Most banks/credit card lenders have an “outside the U.S./collect call” number on their website or on the back of your card. Email them to yourself, and write them down on a slip of paper you carry someplace other than your wallet (in case you’re mugged, which is the most common reason travelers find themselves sans money). Actually, it’s best to make two copies of emergency numbers, so you can carry one on your person.

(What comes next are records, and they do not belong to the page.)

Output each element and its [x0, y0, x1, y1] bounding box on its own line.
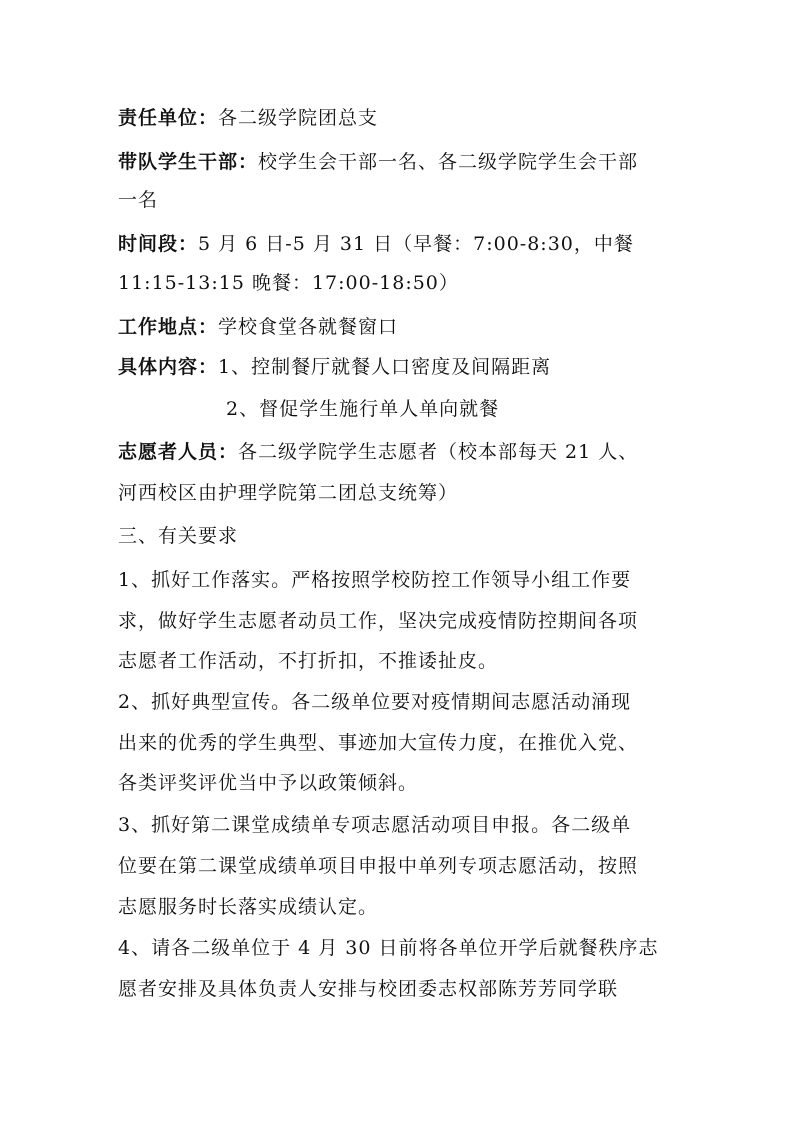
requirement-4-line-2	[118, 977, 678, 1001]
volunteers-line-1	[118, 440, 678, 464]
location-text: 学校食堂各就餐窗口	[218, 316, 399, 338]
requirement-3-text-3: 志愿服务时长落实成绩认定。	[118, 896, 379, 918]
volunteers-line-2	[118, 481, 678, 505]
time-line-1	[118, 232, 678, 256]
requirement-3-line-2	[118, 854, 678, 878]
requirement-1-line-1	[118, 568, 678, 592]
time-text-2: 11:15-13:15 晚餐：17:00-18:50）	[118, 272, 459, 294]
time-text-1: 5 月 6 日-5 月 31 日（早餐：7:00-8:30，中餐	[198, 233, 634, 255]
volunteers-text-1: 各二级学院学生志愿者（校本部每天 21 人、	[238, 441, 639, 463]
volunteers-text-2: 河西校区由护理学院第二团总支统筹）	[118, 482, 459, 504]
section-title-text: 三、有关要求	[118, 525, 239, 547]
requirement-1-text-2: 求，做好学生志愿者动员工作，坚决完成疫情防控期间各项	[118, 610, 639, 632]
content-line-1	[118, 355, 678, 379]
requirement-3-text-2: 位要在第二课堂成绩单项目申报中单列专项志愿活动，按照	[118, 855, 639, 877]
requirement-3-line-3	[118, 895, 678, 919]
requirement-1-text-1: 1、抓好工作落实。严格按照学校防控工作领导小组工作要	[118, 569, 632, 591]
content-line-2	[226, 397, 786, 421]
time-line-2	[118, 271, 678, 295]
content-item-2: 2、督促学生施行单人单向就餐	[226, 398, 500, 420]
requirement-2-text-1: 2、抓好典型宣传。各二级单位要对疫情期间志愿活动涌现	[118, 691, 632, 713]
requirement-3-line-1	[118, 813, 678, 837]
volunteers-label: 志愿者人员：	[118, 441, 239, 463]
requirement-4-text-1: 4、请各二级单位于 4 月 30 日前将各单位开学后就餐秩序志	[118, 937, 659, 959]
leader-label: 带队学生干部：	[118, 151, 259, 173]
responsible-unit-label: 责任单位：	[118, 107, 219, 129]
leader-line-1	[118, 150, 678, 174]
section-title	[118, 524, 678, 548]
requirement-1-text-3: 志愿者工作活动，不打折扣，不推诿扯皮。	[118, 650, 499, 672]
requirement-4-line-1	[118, 936, 678, 960]
content-item-1: 1、控制餐厅就餐人口密度及间隔距离	[218, 356, 552, 378]
time-label: 时间段：	[118, 233, 199, 255]
leader-line-2	[118, 188, 678, 212]
leader-text-2: 一名	[118, 189, 159, 211]
requirement-1-line-2	[118, 609, 678, 633]
content-label: 具体内容：	[118, 356, 219, 378]
requirement-2-line-2	[118, 731, 678, 755]
leader-text-1: 校学生会干部一名、各二级学院学生会干部	[258, 151, 639, 173]
requirement-1-line-3	[118, 649, 678, 673]
requirement-2-line-1	[118, 690, 678, 714]
requirement-2-text-3: 各类评奖评优当中予以政策倾斜。	[118, 772, 419, 794]
responsible-unit-text: 各二级学院团总支	[218, 107, 379, 129]
responsible-unit-line	[118, 106, 678, 130]
requirement-2-text-2: 出来的优秀的学生典型、事迹加大宣传力度，在推优入党、	[118, 732, 639, 754]
requirement-4-text-2: 愿者安排及具体负责人安排与校团委志权部陈芳芳同学联	[118, 978, 619, 1000]
requirement-3-text-1: 3、抓好第二课堂成绩单专项志愿活动项目申报。各二级单	[118, 814, 632, 836]
location-line	[118, 315, 678, 339]
requirement-2-line-3	[118, 771, 678, 795]
location-label: 工作地点：	[118, 316, 219, 338]
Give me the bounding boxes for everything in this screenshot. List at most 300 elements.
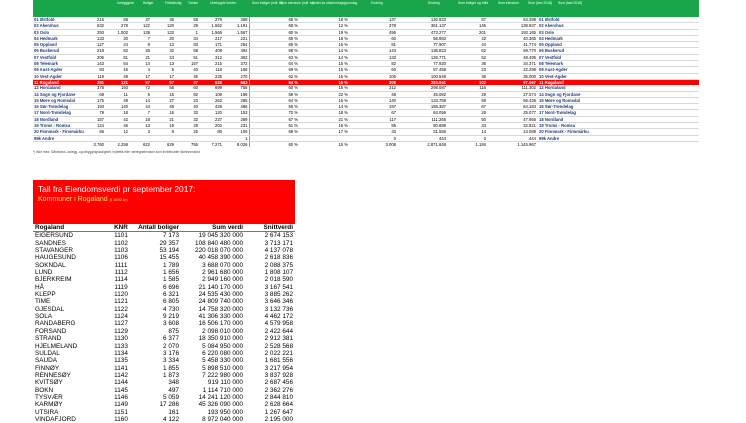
col-header-rogaland: Rogaland [33, 224, 107, 232]
value-cell: 105 [349, 73, 397, 79]
value-cell: 27.574 [487, 91, 537, 97]
header-cell: Sum boliger (mill. kr) [252, 1, 284, 5]
value-cell: 758 [223, 85, 249, 91]
percent-cell: 21 % [299, 116, 349, 122]
value-cell: 48 [151, 104, 175, 110]
percent-cell: 22 % [299, 91, 349, 97]
knr-cell: 1146 [114, 393, 128, 401]
value-cell: 628 [199, 79, 223, 85]
value-cell: 97.667 [487, 79, 537, 85]
sum-verdi-cell: 220 018 070 000 [195, 247, 243, 255]
antall-boliger-cell: 6 696 [163, 283, 179, 291]
table-row [33, 298, 295, 305]
value-cell: 20 [151, 35, 175, 41]
knr-cell: 1135 [114, 357, 128, 365]
antall-boliger-cell: 497 [168, 386, 179, 394]
header-cell: Innbyggere [117, 1, 134, 5]
value-cell: 40 [175, 67, 199, 73]
knr-cell: 1114 [114, 276, 128, 284]
value-cell: 111.265 [397, 116, 447, 122]
table-row [33, 416, 295, 423]
snittverdi-cell: 3 713 171 [264, 239, 293, 247]
municipality-name: SULDAL [35, 349, 60, 357]
knr-cell: 1144 [114, 379, 128, 387]
value-cell: 48 [105, 73, 129, 79]
value-cell: 270 [223, 73, 249, 79]
table-row [33, 394, 295, 401]
col-header-antall-boliger: Antall boliger [135, 224, 181, 232]
sum-verdi-cell: 5 084 950 000 [202, 342, 243, 350]
value-cell: 201 [447, 29, 487, 35]
value-cell: 52 [447, 54, 487, 60]
municipality-name: BOKN [35, 386, 54, 394]
snittverdi-cell: 1 267 647 [264, 408, 293, 416]
county-summary-table [33, 0, 699, 160]
sum-verdi-cell: 24 535 430 000 [198, 291, 243, 299]
value-cell: 133 [151, 29, 175, 35]
value-cell: 1.567 [223, 29, 249, 35]
value-cell: 130.933 [397, 17, 447, 23]
value-cell: 9 [129, 42, 151, 48]
value-cell: 56 [151, 85, 175, 91]
value-cell: 1.191 [223, 23, 249, 29]
table-row [33, 409, 295, 416]
percent-cell: 14 % [299, 48, 349, 54]
snittverdi-cell: 2 912 381 [264, 335, 293, 343]
snittverdi-cell: 3 132 736 [264, 305, 293, 313]
value-cell: 13.089 [487, 129, 537, 135]
table-row [33, 254, 295, 261]
percent-cell: 65 % [249, 42, 299, 48]
header-cell: Boliger [143, 1, 154, 5]
county-name: 05 Oppland [33, 42, 81, 48]
value-cell: 426 [199, 104, 223, 110]
percent-cell: 68 % [249, 23, 299, 29]
county-name: 09 Aust-Agder [33, 67, 81, 73]
value-cell: 9 [151, 129, 175, 135]
value-cell: 221 [223, 35, 249, 41]
header-cell: Sum boliger og fritid [458, 1, 489, 5]
section-subtitle [38, 196, 128, 203]
knr-cell: 1120 [114, 291, 128, 299]
table-row [33, 335, 295, 342]
sum-verdi-cell: 108 840 480 000 [195, 239, 243, 247]
value-cell: 206 [81, 54, 105, 60]
knr-cell: 1129 [114, 327, 128, 335]
value-cell: 57 [129, 79, 151, 85]
percent-cell: 19 % [299, 29, 349, 35]
percent-cell: 63 % [249, 54, 299, 60]
value-cell: 40 [175, 104, 199, 110]
value-cell: 26 [129, 48, 151, 54]
county-name: 04 Hedmark [33, 35, 81, 41]
value-cell: 79 [81, 110, 105, 116]
snittverdi-cell: 3 167 541 [264, 283, 293, 291]
sum-verdi-cell: 193 950 000 [207, 408, 243, 416]
county-name-repeat: 20 Finnmark - Finnmárku [537, 129, 699, 135]
value-cell: 25 [175, 129, 199, 135]
value-cell: 51 [175, 54, 199, 60]
sum-verdi-cell: 24 809 740 000 [198, 298, 243, 306]
county-name-repeat: 99k Andre [537, 135, 699, 141]
value-cell: 100.549 [397, 73, 447, 79]
knr-cell: 1142 [114, 371, 128, 379]
table-row [33, 350, 295, 357]
value-cell: 254 [223, 42, 249, 48]
value-cell: 56.436 [487, 97, 537, 103]
value-cell: 126.771 [397, 54, 447, 60]
antall-boliger-cell: 161 [168, 408, 179, 416]
value-cell: 24 [151, 54, 175, 60]
antall-boliger-cell: 9 219 [163, 313, 179, 321]
municipality-name: FINNØY [35, 364, 60, 372]
antall-boliger-cell: 1 585 [163, 276, 179, 284]
value-cell: 40.365 [487, 35, 537, 41]
value-cell: 56.983 [397, 35, 447, 41]
value-cell: 15 [151, 91, 175, 97]
value-cell: 444 [487, 135, 537, 141]
value-cell: 215 [81, 17, 105, 23]
header-cell: Sum eiendom (mill. kr) [280, 1, 314, 5]
antall-boliger-cell: 1 873 [163, 371, 179, 379]
value-cell: 80 [199, 129, 223, 135]
municipality-name: SOKNDAL [35, 261, 66, 269]
county-name: 14 Sogn og Fjordane [33, 91, 81, 97]
total-cell: 1.145.967 [487, 141, 537, 147]
table-row [33, 291, 295, 298]
value-cell: 137 [349, 17, 397, 23]
table-row [33, 328, 295, 335]
total-cell: 2.259 [105, 141, 129, 147]
value-cell: 36 [447, 73, 487, 79]
value-cell: 13 [151, 42, 175, 48]
value-cell: 64.184 [487, 104, 537, 110]
percent-cell: 64 % [249, 61, 299, 67]
value-cell: 93 [81, 67, 105, 73]
value-cell: 37 [129, 17, 151, 23]
value-cell: 77.920 [397, 61, 447, 67]
table-header-band [33, 0, 699, 17]
table-header-row [33, 224, 295, 232]
value-cell: 34.371 [487, 61, 537, 67]
percent-cell: 15 % [299, 85, 349, 91]
value-cell: 136.823 [397, 48, 447, 54]
value-cell: 124 [81, 123, 105, 129]
value-cell: 193.165 [487, 29, 537, 35]
value-cell: 121 [105, 79, 129, 85]
col-header-knr: KNR [107, 224, 135, 232]
knr-cell: 1111 [114, 261, 128, 269]
sum-verdi-cell: 14 758 320 000 [198, 305, 243, 313]
county-name: 01 Østfold [33, 17, 81, 23]
county-name: 16 Sør-Trøndelag [33, 104, 81, 110]
antall-boliger-cell: 2 070 [163, 342, 179, 350]
sum-verdi-cell: 7 222 980 000 [202, 371, 243, 379]
county-name: 99k Andre [33, 135, 81, 141]
sum-verdi-cell: 2 098 010 000 [202, 327, 243, 335]
value-cell: 33 [349, 129, 397, 135]
value-cell: 44 [129, 104, 151, 110]
value-cell: 7 [129, 110, 151, 116]
value-cell: 45.082 [397, 91, 447, 97]
table-row [33, 387, 295, 394]
value-cell: 13 [129, 123, 151, 129]
knr-cell: 1119 [114, 283, 128, 291]
value-cell: 47.956 [487, 116, 537, 122]
value-cell: 133.759 [397, 97, 447, 103]
sum-verdi-cell: 16 506 170 000 [198, 320, 243, 328]
antall-boliger-cell: 6 377 [163, 335, 179, 343]
table-row [33, 276, 295, 283]
value-cell: 45 [175, 73, 199, 79]
percent-cell: 15 % [299, 79, 349, 85]
antall-boliger-cell: 6 805 [163, 298, 179, 306]
percent-cell: 15 % [299, 67, 349, 73]
sum-verdi-cell: 19 045 320 000 [198, 232, 243, 240]
value-cell: 58 [175, 48, 199, 54]
municipality-name: HJELMELAND [35, 342, 78, 350]
percent-cell: 15 % [299, 73, 349, 79]
value-cell: 32.821 [487, 123, 537, 129]
header-cell: Tomter [188, 1, 199, 5]
value-cell: 77.907 [397, 42, 447, 48]
county-name-repeat: 17 Nord-Trøndelag [537, 110, 699, 116]
value-cell: 106 [199, 91, 223, 97]
snittverdi-cell: 2 844 810 [264, 393, 293, 401]
snittverdi-cell: 4 462 172 [264, 313, 293, 321]
municipality-name: KLEPP [35, 291, 56, 299]
value-cell: 361.137 [397, 23, 447, 29]
antall-boliger-cell: 6 321 [163, 291, 179, 299]
value-cell: 378 [349, 23, 397, 29]
municipality-name: BJERKREIM [35, 276, 72, 284]
percent-cell: 61 % [249, 123, 299, 129]
value-cell: 197 [349, 104, 397, 110]
header-cell: Ubebygde tomter [210, 1, 237, 5]
subtitle-text: Kommuner i Rogaland [38, 196, 108, 203]
county-name-repeat: 04 Hedmark [537, 35, 699, 41]
value-cell: 140 [105, 104, 129, 110]
sum-verdi-cell: 6 220 080 000 [202, 349, 243, 357]
value-cell: 133 [349, 54, 397, 60]
total-cell: 629 [151, 141, 175, 147]
sum-verdi-cell: 5 898 510 000 [202, 364, 243, 372]
knr-cell: 1106 [114, 254, 128, 262]
county-name-repeat: 05 Oppland [537, 42, 699, 48]
sum-verdi-cell: 2 949 160 000 [202, 276, 243, 284]
header-cell: Sum eiendom [498, 1, 519, 5]
table-row [33, 365, 295, 372]
antall-boliger-cell: 3 176 [163, 349, 179, 357]
value-cell: 663 [223, 79, 249, 85]
total-cell: 3.760 [81, 141, 105, 147]
table-row [33, 343, 295, 350]
snittverdi-cell: 2 018 590 [264, 276, 293, 284]
total-percent: 60 % [249, 141, 299, 147]
county-name-repeat: 09 Aust-Agder [537, 67, 699, 73]
value-cell: 102 [447, 79, 487, 85]
value-cell: 57 [447, 17, 487, 23]
municipality-name: HAUGESUND [35, 254, 76, 262]
percent-cell: 16 % [299, 17, 349, 23]
value-cell: 632 [81, 23, 105, 29]
total-cell: 8.026 [223, 141, 249, 147]
rogaland-municipality-block [33, 180, 295, 423]
value-cell: 138.937 [487, 23, 537, 29]
value-cell: 133 [81, 35, 105, 41]
antall-boliger-cell: 1 656 [163, 269, 179, 277]
municipality-table [33, 224, 295, 423]
value-cell: 1.562 [199, 23, 223, 29]
value-cell: 50 [447, 116, 487, 122]
value-cell: 92 [175, 91, 199, 97]
value-cell: 32 [151, 48, 175, 54]
sum-verdi-cell: 1 114 710 000 [202, 386, 243, 394]
percent-cell: 15 % [299, 61, 349, 67]
antall-boliger-cell: 348 [168, 379, 179, 387]
sum-verdi-cell: 2 961 680 000 [202, 269, 243, 277]
knr-cell: 1141 [114, 364, 128, 372]
value-cell: 231 [223, 123, 249, 129]
total-cell: 755 [175, 141, 199, 147]
value-cell: 111.302 [487, 85, 537, 91]
value-cell: 1 [223, 135, 249, 141]
snittverdi-cell: 1 808 107 [264, 269, 293, 277]
snittverdi-cell: 2 628 664 [264, 401, 293, 409]
value-cell: 23 [175, 97, 199, 103]
value-cell: 116 [447, 85, 487, 91]
value-cell: 34 [175, 35, 199, 41]
value-cell: 269 [223, 116, 249, 122]
table-row [33, 379, 295, 386]
value-cell: 24 [105, 42, 129, 48]
total-cell: 3.008 [349, 141, 397, 147]
total-cell: 1.194 [447, 141, 487, 147]
value-cell: 18 [105, 110, 129, 116]
sum-verdi-cell: 3 688 070 000 [202, 261, 243, 269]
percent-cell: 58 % [249, 104, 299, 110]
value-cell: 293 [81, 29, 105, 35]
value-cell: 4 [129, 67, 151, 73]
value-cell: 217 [199, 35, 223, 41]
county-name: 06 Buskerud [33, 48, 81, 54]
knr-cell: 1122 [114, 305, 128, 313]
value-cell: 82 [105, 48, 129, 54]
value-cell: 57 [151, 79, 175, 85]
county-name: 12 Hordaland [33, 85, 81, 91]
value-cell: 1 [175, 29, 199, 35]
county-name-repeat: 16 Sør-Trøndelag [537, 104, 699, 110]
snittverdi-cell: 2 528 568 [264, 342, 293, 350]
knr-cell: 1112 [114, 269, 128, 277]
value-cell: 60 [349, 35, 397, 41]
municipality-name: TIME [35, 298, 51, 306]
snittverdi-cell: 4 579 958 [264, 320, 293, 328]
value-cell: 219 [81, 48, 105, 54]
table-row [33, 357, 295, 364]
value-cell: 198 [223, 91, 249, 97]
value-cell: 60 [349, 67, 397, 73]
header-cell: Endring [371, 1, 383, 5]
value-cell: 193 [105, 85, 129, 91]
value-cell: 372 [223, 61, 249, 67]
municipality-name: VINDAFJORD [35, 415, 76, 423]
total-percent: 15 % [299, 141, 349, 147]
value-cell: 48 [349, 91, 397, 97]
municipality-name: LUND [35, 269, 53, 277]
county-table-body [33, 17, 699, 147]
value-cell: 278 [105, 23, 129, 29]
value-cell: 312 [349, 85, 397, 91]
value-cell: 496 [349, 29, 397, 35]
value-cell: 22.296 [487, 67, 537, 73]
sum-verdi-cell: 14 241 120 000 [198, 393, 243, 401]
value-cell: 46 [105, 123, 129, 129]
value-cell: 18 [129, 116, 151, 122]
sum-verdi-cell: 45 326 090 000 [198, 401, 243, 409]
value-cell: 466 [223, 104, 249, 110]
county-name-repeat: 18 Nordland [537, 116, 699, 122]
value-cell: 0 [447, 135, 487, 141]
value-cell: 29 [175, 123, 199, 129]
snittverdi-cell: 2 422 644 [264, 327, 293, 335]
value-cell: 62 [447, 48, 487, 54]
value-cell: 225 [199, 73, 223, 79]
value-cell: 59.770 [487, 48, 537, 54]
antall-boliger-cell: 4 122 [163, 415, 179, 423]
value-cell: 68 [105, 17, 129, 23]
antall-boliger-cell: 17 286 [159, 401, 179, 409]
table-row [33, 262, 295, 269]
knr-cell: 1149 [114, 401, 128, 409]
value-cell: 21 [151, 116, 175, 122]
percent-cell: 14 % [299, 104, 349, 110]
table-row [33, 320, 295, 327]
sum-verdi-cell: 40 458 390 000 [198, 254, 243, 262]
value-cell: 54.399 [487, 17, 537, 23]
percent-cell: 69 % [249, 67, 299, 73]
snittverdi-cell: 3 837 928 [264, 371, 293, 379]
antall-boliger-cell: 1 789 [163, 261, 179, 269]
municipality-name: KVITSØY [35, 379, 63, 387]
value-cell: 68 [81, 91, 105, 97]
value-cell: 48 [105, 97, 129, 103]
rogaland-header-band [33, 180, 295, 224]
value-cell: 391 [81, 79, 105, 85]
value-cell: 14 [447, 129, 487, 135]
county-name: 08 Telemark [33, 61, 81, 67]
value-cell: 17 [151, 73, 175, 79]
value-cell: 83 [175, 42, 199, 48]
value-cell: 67 [447, 104, 487, 110]
county-name: 07 Vestfold [33, 54, 81, 60]
percent-cell: 16 % [299, 42, 349, 48]
antall-boliger-cell: 4 730 [163, 305, 179, 313]
county-name-repeat: 08 Telemark [537, 61, 699, 67]
municipality-name: SAUDA [35, 357, 58, 365]
percent-cell: 16 % [299, 35, 349, 41]
value-cell: 31.555 [397, 129, 447, 135]
value-cell: 105 [223, 129, 249, 135]
snittverdi-cell: 2 674 153 [264, 232, 293, 240]
table-row [33, 232, 295, 240]
value-cell: 171 [199, 42, 223, 48]
county-name: 11 Rogaland [33, 79, 81, 85]
municipality-name: STRAND [35, 335, 62, 343]
value-cell: 26 [447, 110, 487, 116]
knr-cell: 1145 [114, 386, 128, 394]
value-cell: 175 [81, 97, 105, 103]
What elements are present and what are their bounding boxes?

The below numbers are general non-U.S. collect call; many financial institutions also have toll-free numbers by country code listed on their sites.
Visa:1-443-641-2004.
Mastercard: 1-636-722-7111.
Capital One: 001-804-934-2001.
Bank of America: 1-302-738-5719.
Wells Fargo: Access codes vary by country; click here for listing.

View more Ask Gadling: Travel Advice from an Expert or send your question to ask [at] gadling [dot] com.
  • Get a cash advance on your credit card, if you have one (it’s best to carry one for major emergencies anyway, even if it’s nearly maxed out). Also, be sure to check your credit card lender’s policies on emergency travel assistance, lost/stolen luggage reimbursement, etc. It may save you money or negate your having to purchase travel insurance, which is always a good idea for long-term or adventure travelers.
  • Having someone wire money bank-to-bank is the most secure method of receiving emergency funds. Barring that, international wire transfer services are available through Western Union (1-800-325-6000), and Western Union’s Custom House. Depending upon the provider, funds can be received between one hour to three days after wiring, and service charges will vary.
  • If you’ve got a family member or friend you can trust with your checking or savings account number, have them keep it on file so they can make an emergency deposit, if necessary.
  • Some companies, like Visa, offer prepaid TravelMoney cards. These can be used in an ATM like a debit card, but function like traveler’s checks. They may also be reloadable (i.e. reuseable), and feature lost/stolen luggage reimbursement, and travel and emergency assistance services (Visa offers “24-hour translation assistance, medical and legal referrals, emergency trip arrangements, and emergency messages to relatives.”). Be aware that this pertains to assistance and referral only; it’s your dime for any fees incurred from actual services rendered. Remember, too, that while ATM’s are fairly ubiquitous throughout the world, you can’t always rely upon finding one.

The drawbacks with prepaid cards is that they’re easily lost, stolen, or chewed up by an ATM (one reason I carry three–really–ATM cards when I travel. Portugal also taught me that lesson. Admittedly, it’s more cards to potentially have stolen, but I hedge my bets). They’re also expensive to activate and load, and there can be high foreign currency exchange rate fees.

The U.S. repatriation program is federally-funded, and helps destitute or ill Americans return to the States. Again, this is for serious emergencies, if no other option is available. There are strict requirements for eligibility, and you must apply from the American Consulate or Embassy nearest you at the time.

Don’t forget to register yourself with the U.S. Department of State if you’re traveling anywhere sketchy, or engaging in high-risk activities (no, unprotected sex doesn’t count).

ACS’s domestic number (of use if you’re the one who needs to help out a fellow traveler) is 1-888-407-4747. Outside of the U.S., dial the country code, +202-501-4444.